Android 6.0 Marshmallow follows Android 5.x Lollipop and is the next-generation version of Google's mobile platform. The operating system has grown a lot over the years, adding new features with each major release. It is the number one platform in use globally, with a market share of about 79%. IDC expects Google's handset partners to ship approximately 1.2 billion handsets before the year is out.
Marshmallow gives Android lovers lots to get excited about.
Google Now On Tap is the killer feature in Android 6.0. The key is context and situational awareness. The basic idea is to improve the usefulness of Google Now by providing the exact type of assistance when and where needed.
[Have you heard the one about Google's restructuring? Read 10 Reasons Why Google Alphabet Exists.]

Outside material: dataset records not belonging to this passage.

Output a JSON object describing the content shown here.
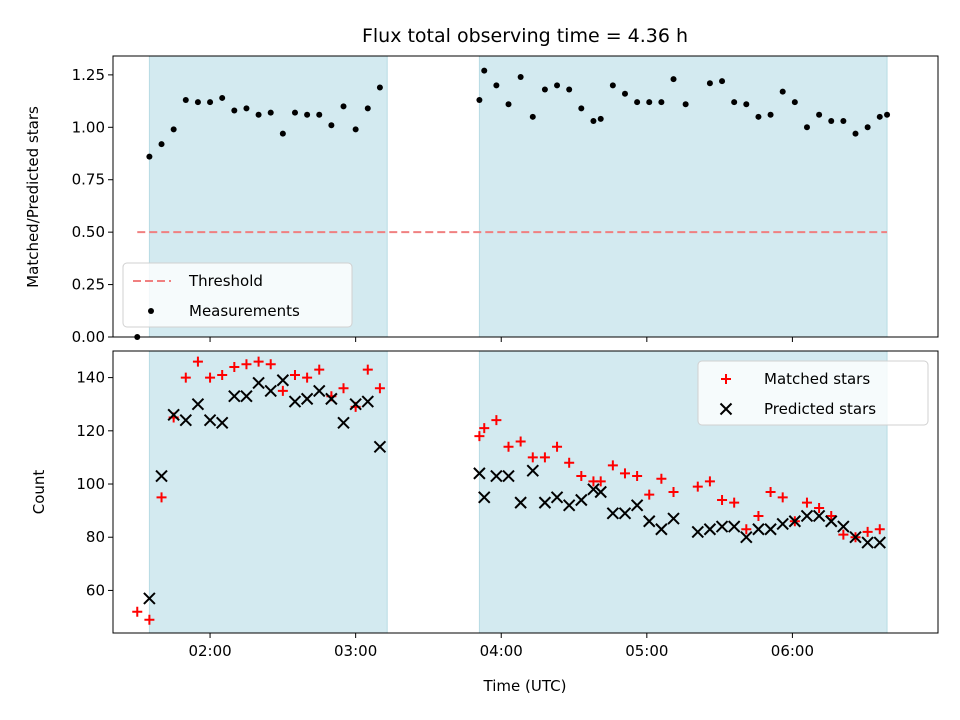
{
  "chart_data": [
    {
      "type": "scatter",
      "title": "Flux total observing time = 4.36 h",
      "xlabel": "",
      "ylabel": "Matched/Predicted stars",
      "xlim": [
        "01:20",
        "07:00"
      ],
      "ylim": [
        0,
        1.34
      ],
      "yticks": [
        "0.00",
        "0.25",
        "0.50",
        "0.75",
        "1.00",
        "1.25"
      ],
      "xticks": [
        "02:00",
        "03:00",
        "04:00",
        "05:00",
        "06:00"
      ],
      "shaded_spans": [
        [
          "01:35",
          "03:13"
        ],
        [
          "03:51",
          "06:39"
        ]
      ],
      "shade_color": "#d3eaf0",
      "threshold": {
        "name": "Threshold",
        "value": 0.5,
        "x_from": "01:30",
        "x_to": "06:39",
        "color": "#f08080"
      },
      "series": [
        {
          "name": "Measurements",
          "marker": "dot",
          "color": "#000000",
          "points": [
            [
              "01:30",
              0.0
            ],
            [
              "01:35",
              0.86
            ],
            [
              "01:40",
              0.92
            ],
            [
              "01:45",
              0.99
            ],
            [
              "01:50",
              1.13
            ],
            [
              "01:55",
              1.12
            ],
            [
              "02:00",
              1.12
            ],
            [
              "02:05",
              1.14
            ],
            [
              "02:10",
              1.08
            ],
            [
              "02:15",
              1.09
            ],
            [
              "02:20",
              1.06
            ],
            [
              "02:25",
              1.07
            ],
            [
              "02:30",
              0.97
            ],
            [
              "02:35",
              1.07
            ],
            [
              "02:40",
              1.06
            ],
            [
              "02:45",
              1.06
            ],
            [
              "02:50",
              1.01
            ],
            [
              "02:55",
              1.1
            ],
            [
              "03:00",
              0.99
            ],
            [
              "03:05",
              1.09
            ],
            [
              "03:10",
              1.19
            ],
            [
              "03:51",
              1.13
            ],
            [
              "03:53",
              1.27
            ],
            [
              "03:58",
              1.2
            ],
            [
              "04:03",
              1.11
            ],
            [
              "04:08",
              1.24
            ],
            [
              "04:13",
              1.05
            ],
            [
              "04:18",
              1.18
            ],
            [
              "04:23",
              1.2
            ],
            [
              "04:28",
              1.18
            ],
            [
              "04:33",
              1.09
            ],
            [
              "04:38",
              1.03
            ],
            [
              "04:41",
              1.04
            ],
            [
              "04:46",
              1.2
            ],
            [
              "04:51",
              1.16
            ],
            [
              "04:56",
              1.12
            ],
            [
              "05:01",
              1.12
            ],
            [
              "05:06",
              1.12
            ],
            [
              "05:11",
              1.23
            ],
            [
              "05:16",
              1.11
            ],
            [
              "05:26",
              1.21
            ],
            [
              "05:31",
              1.22
            ],
            [
              "05:36",
              1.12
            ],
            [
              "05:41",
              1.11
            ],
            [
              "05:46",
              1.05
            ],
            [
              "05:51",
              1.06
            ],
            [
              "05:56",
              1.17
            ],
            [
              "06:01",
              1.12
            ],
            [
              "06:06",
              1.0
            ],
            [
              "06:11",
              1.06
            ],
            [
              "06:16",
              1.03
            ],
            [
              "06:21",
              1.03
            ],
            [
              "06:26",
              0.97
            ],
            [
              "06:31",
              1.0
            ],
            [
              "06:36",
              1.05
            ],
            [
              "06:39",
              1.06
            ]
          ]
        }
      ],
      "legend": {
        "placement": "lower-left",
        "entries": [
          "Threshold",
          "Measurements"
        ]
      },
      "grid": false
    },
    {
      "type": "scatter",
      "title": "",
      "xlabel": "Time (UTC)",
      "ylabel": "Count",
      "xlim": [
        "01:20",
        "07:00"
      ],
      "ylim": [
        44,
        150
      ],
      "yticks": [
        "60",
        "80",
        "100",
        "120",
        "140"
      ],
      "xticks": [
        "02:00",
        "03:00",
        "04:00",
        "05:00",
        "06:00"
      ],
      "shaded_spans": [
        [
          "01:35",
          "03:13"
        ],
        [
          "03:51",
          "06:39"
        ]
      ],
      "shade_color": "#d3eaf0",
      "series": [
        {
          "name": "Matched stars",
          "marker": "plus",
          "color": "#ff0000",
          "points": [
            [
              "01:30",
              52
            ],
            [
              "01:35",
              49
            ],
            [
              "01:40",
              95
            ],
            [
              "01:45",
              125
            ],
            [
              "01:50",
              140
            ],
            [
              "01:55",
              146
            ],
            [
              "02:00",
              140
            ],
            [
              "02:05",
              141
            ],
            [
              "02:10",
              144
            ],
            [
              "02:15",
              145
            ],
            [
              "02:20",
              146
            ],
            [
              "02:25",
              145
            ],
            [
              "02:30",
              135
            ],
            [
              "02:35",
              141
            ],
            [
              "02:40",
              140
            ],
            [
              "02:45",
              143
            ],
            [
              "02:50",
              133
            ],
            [
              "02:55",
              136
            ],
            [
              "03:00",
              129
            ],
            [
              "03:05",
              143
            ],
            [
              "03:10",
              136
            ],
            [
              "03:51",
              118
            ],
            [
              "03:53",
              121
            ],
            [
              "03:58",
              124
            ],
            [
              "04:03",
              114
            ],
            [
              "04:08",
              116
            ],
            [
              "04:13",
              110
            ],
            [
              "04:18",
              110
            ],
            [
              "04:23",
              114
            ],
            [
              "04:28",
              108
            ],
            [
              "04:33",
              103
            ],
            [
              "04:38",
              101
            ],
            [
              "04:41",
              101
            ],
            [
              "04:46",
              107
            ],
            [
              "04:51",
              104
            ],
            [
              "04:56",
              103
            ],
            [
              "05:01",
              96
            ],
            [
              "05:06",
              102
            ],
            [
              "05:11",
              97
            ],
            [
              "05:21",
              99
            ],
            [
              "05:26",
              101
            ],
            [
              "05:31",
              94
            ],
            [
              "05:36",
              93
            ],
            [
              "05:41",
              83
            ],
            [
              "05:46",
              88
            ],
            [
              "05:51",
              97
            ],
            [
              "05:56",
              95
            ],
            [
              "06:01",
              86
            ],
            [
              "06:06",
              93
            ],
            [
              "06:11",
              91
            ],
            [
              "06:16",
              88
            ],
            [
              "06:21",
              81
            ],
            [
              "06:26",
              80
            ],
            [
              "06:31",
              82
            ],
            [
              "06:36",
              83
            ]
          ]
        },
        {
          "name": "Predicted stars",
          "marker": "x",
          "color": "#000000",
          "points": [
            [
              "01:35",
              57
            ],
            [
              "01:40",
              103
            ],
            [
              "01:45",
              126
            ],
            [
              "01:50",
              124
            ],
            [
              "01:55",
              130
            ],
            [
              "02:00",
              124
            ],
            [
              "02:05",
              123
            ],
            [
              "02:10",
              133
            ],
            [
              "02:15",
              133
            ],
            [
              "02:20",
              138
            ],
            [
              "02:25",
              135
            ],
            [
              "02:30",
              139
            ],
            [
              "02:35",
              131
            ],
            [
              "02:40",
              132
            ],
            [
              "02:45",
              135
            ],
            [
              "02:50",
              132
            ],
            [
              "02:55",
              123
            ],
            [
              "03:00",
              130
            ],
            [
              "03:05",
              131
            ],
            [
              "03:10",
              114
            ],
            [
              "03:51",
              104
            ],
            [
              "03:53",
              95
            ],
            [
              "03:58",
              103
            ],
            [
              "04:03",
              103
            ],
            [
              "04:08",
              93
            ],
            [
              "04:13",
              105
            ],
            [
              "04:18",
              93
            ],
            [
              "04:23",
              95
            ],
            [
              "04:28",
              92
            ],
            [
              "04:33",
              94
            ],
            [
              "04:38",
              98
            ],
            [
              "04:41",
              97
            ],
            [
              "04:46",
              89
            ],
            [
              "04:51",
              89
            ],
            [
              "04:56",
              92
            ],
            [
              "05:01",
              86
            ],
            [
              "05:06",
              83
            ],
            [
              "05:11",
              87
            ],
            [
              "05:21",
              82
            ],
            [
              "05:26",
              83
            ],
            [
              "05:31",
              84
            ],
            [
              "05:36",
              84
            ],
            [
              "05:41",
              80
            ],
            [
              "05:46",
              83
            ],
            [
              "05:51",
              83
            ],
            [
              "05:56",
              85
            ],
            [
              "06:01",
              86
            ],
            [
              "06:06",
              88
            ],
            [
              "06:11",
              88
            ],
            [
              "06:16",
              86
            ],
            [
              "06:21",
              84
            ],
            [
              "06:26",
              80
            ],
            [
              "06:31",
              78
            ],
            [
              "06:36",
              78
            ]
          ]
        }
      ],
      "legend": {
        "placement": "upper-right",
        "entries": [
          "Matched stars",
          "Predicted stars"
        ]
      },
      "grid": false
    }
  ]
}
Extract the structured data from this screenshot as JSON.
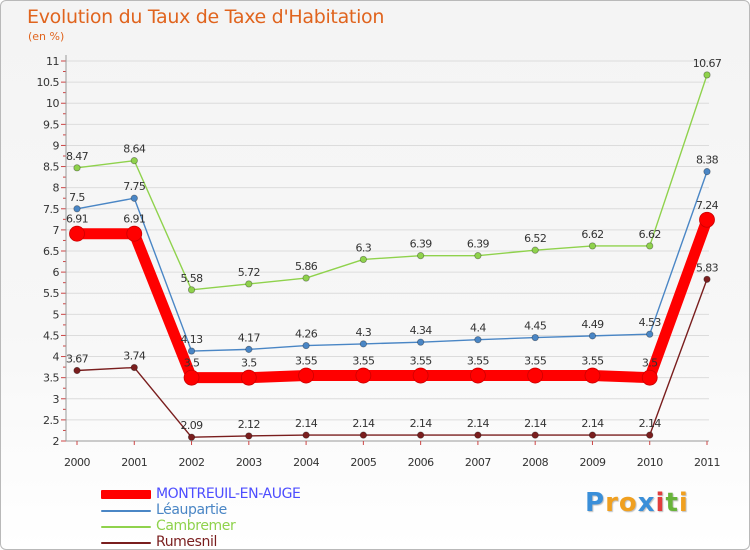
{
  "title": "Evolution du Taux de Taxe d'Habitation",
  "unit_label": "(en %)",
  "logo": {
    "text": "Proxiti",
    "letters": [
      {
        "char": "P",
        "color": "#3a8fd9"
      },
      {
        "char": "r",
        "color": "#f0a020"
      },
      {
        "char": "o",
        "color": "#f0a020"
      },
      {
        "char": "x",
        "color": "#3a8fd9"
      },
      {
        "char": "i",
        "color": "#e23d3d"
      },
      {
        "char": "t",
        "color": "#68b43a"
      },
      {
        "char": "i",
        "color": "#f0a020"
      }
    ]
  },
  "chart_data": {
    "type": "line",
    "title": "Evolution du Taux de Taxe d'Habitation",
    "ylabel": "(en %)",
    "xlabel": "",
    "x": [
      "2000",
      "2001",
      "2002",
      "2003",
      "2004",
      "2005",
      "2006",
      "2007",
      "2008",
      "2009",
      "2010",
      "2011"
    ],
    "ylim": [
      2,
      11
    ],
    "yticks": [
      "2",
      "2.5",
      "3",
      "3.5",
      "4",
      "4.5",
      "5",
      "5.5",
      "6",
      "6.5",
      "7",
      "7.5",
      "8",
      "8.5",
      "9",
      "9.5",
      "10",
      "10.5",
      "11"
    ],
    "grid": "horizontal",
    "legend_position": "bottom-left",
    "series": [
      {
        "name": "MONTREUIL-EN-AUGE",
        "color": "#ff0000",
        "legend_text_color": "#4d4dff",
        "values": [
          6.91,
          6.91,
          3.5,
          3.5,
          3.55,
          3.55,
          3.55,
          3.55,
          3.55,
          3.55,
          3.5,
          7.24
        ],
        "labels": [
          "6.91",
          "6.91",
          "3.5",
          "3.5",
          "3.55",
          "3.55",
          "3.55",
          "3.55",
          "3.55",
          "3.55",
          "3.5",
          "7.24"
        ]
      },
      {
        "name": "Léaupartie",
        "color": "#4a86c5",
        "legend_text_color": "#4a86c5",
        "values": [
          7.5,
          7.75,
          4.13,
          4.17,
          4.26,
          4.3,
          4.34,
          4.4,
          4.45,
          4.49,
          4.53,
          8.38
        ],
        "labels": [
          "7.5",
          "7.75",
          "4.13",
          "4.17",
          "4.26",
          "4.3",
          "4.34",
          "4.4",
          "4.45",
          "4.49",
          "4.53",
          "8.38"
        ]
      },
      {
        "name": "Cambremer",
        "color": "#8fd24c",
        "legend_text_color": "#8fd24c",
        "values": [
          8.47,
          8.64,
          5.58,
          5.72,
          5.86,
          6.3,
          6.39,
          6.39,
          6.52,
          6.62,
          6.62,
          10.67
        ],
        "labels": [
          "8.47",
          "8.64",
          "5.58",
          "5.72",
          "5.86",
          "6.3",
          "6.39",
          "6.39",
          "6.52",
          "6.62",
          "6.62",
          "10.67"
        ]
      },
      {
        "name": "Rumesnil",
        "color": "#7a1e1e",
        "legend_text_color": "#7a1e1e",
        "values": [
          3.67,
          3.74,
          2.09,
          2.12,
          2.14,
          2.14,
          2.14,
          2.14,
          2.14,
          2.14,
          2.14,
          5.83
        ],
        "labels": [
          "3.67",
          "3.74",
          "2.09",
          "2.12",
          "2.14",
          "2.14",
          "2.14",
          "2.14",
          "2.14",
          "2.14",
          "2.14",
          "5.83"
        ]
      }
    ]
  }
}
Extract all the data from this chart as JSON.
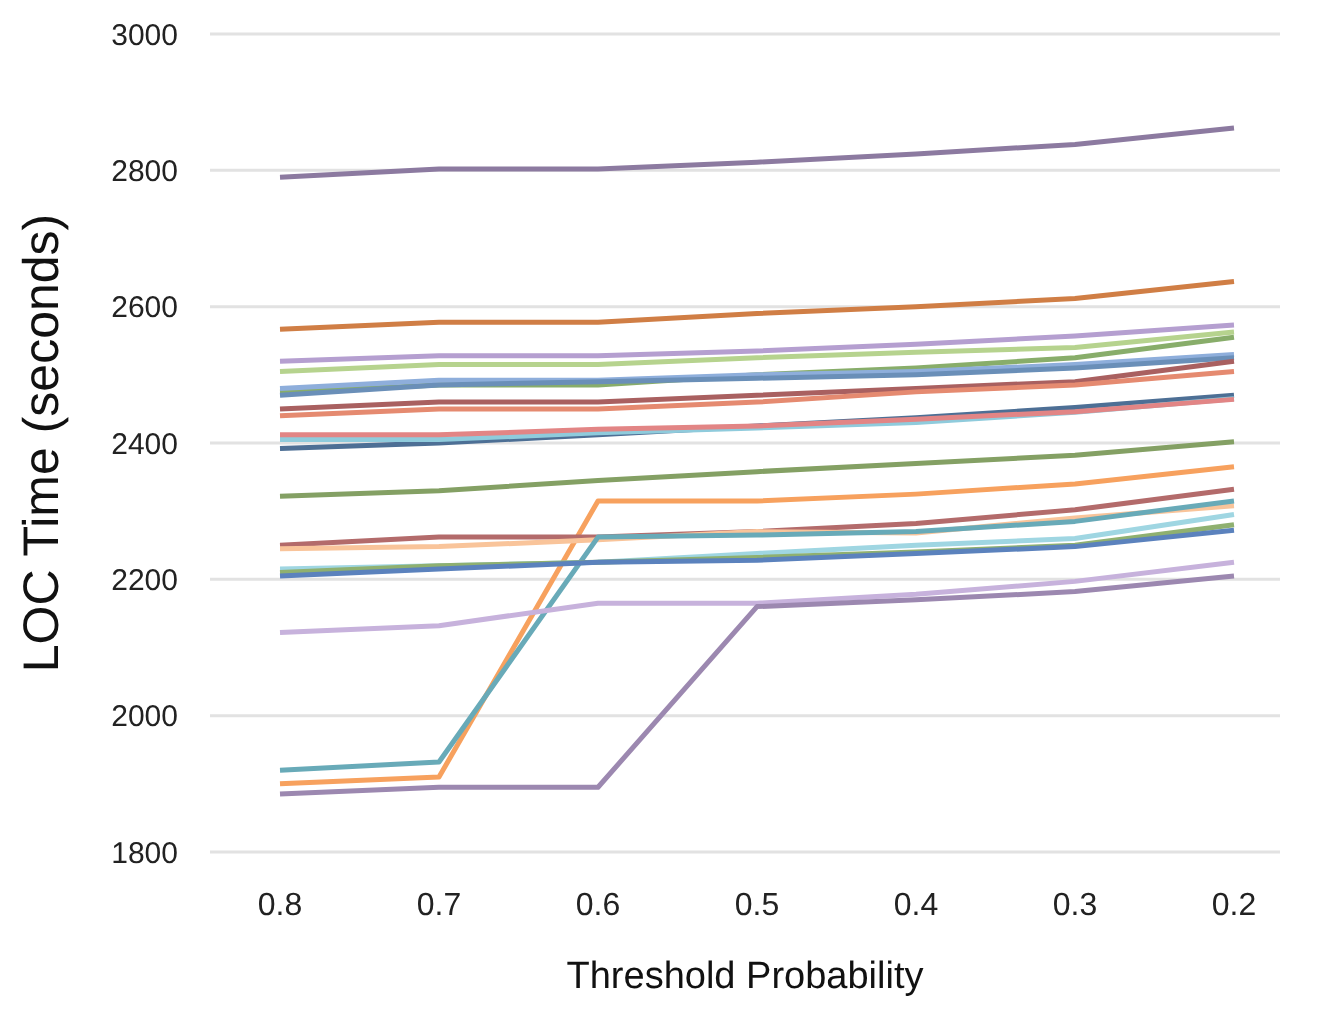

Google explained that Google Now can understand the content of a text message, for example, and see that it includes an invitation to dinner at a new joint in town. A long press of the home button will bring up reviews and directions for that particular restaurant and offer to book a table. Google Now On Tap does this all automatically.
New power management software, called Doze, claims to double smartphone battery life when in standby. Doze makes use of a handset's sensors to determine its status. Is it at rest on a table, or is it moving in a pocket or the owner's hand? When it determines the phone isn't being used, it will shut down various background processes, such as notifications, to conserve energy.
One feature Google believes will have a big impact is called App Links. It reduces the number of popup dialog boxes that often interrupt users as they jump between apps. App Links will allow apps to transition automatically without bugging users for permission.
Then there's Android Pay, Google's latest attempt to bring mobile payments to Android devices. Android Pay will be the rebirth of Softcard (formerly Isis) and has the support of US carriers AT&T, T-Mobile, and Verizon Wireless. Google says it will be available at some 700,000 retail locations when it goes live in the coming months. Given Android's wide adoption, it's possible Android Pay can invigorate the public's interest in mobile payments. Worried about security? Android Pay will be protected by users' fingerprints.
Android 6.0 Marshmallow has plenty else hiding under the hood.
The third and final developer preview released this week is meant to help developers ensure their apps are compatible with the new operating system when it goes live. All the tools developers need, including the SDK, are available from the Android Studio.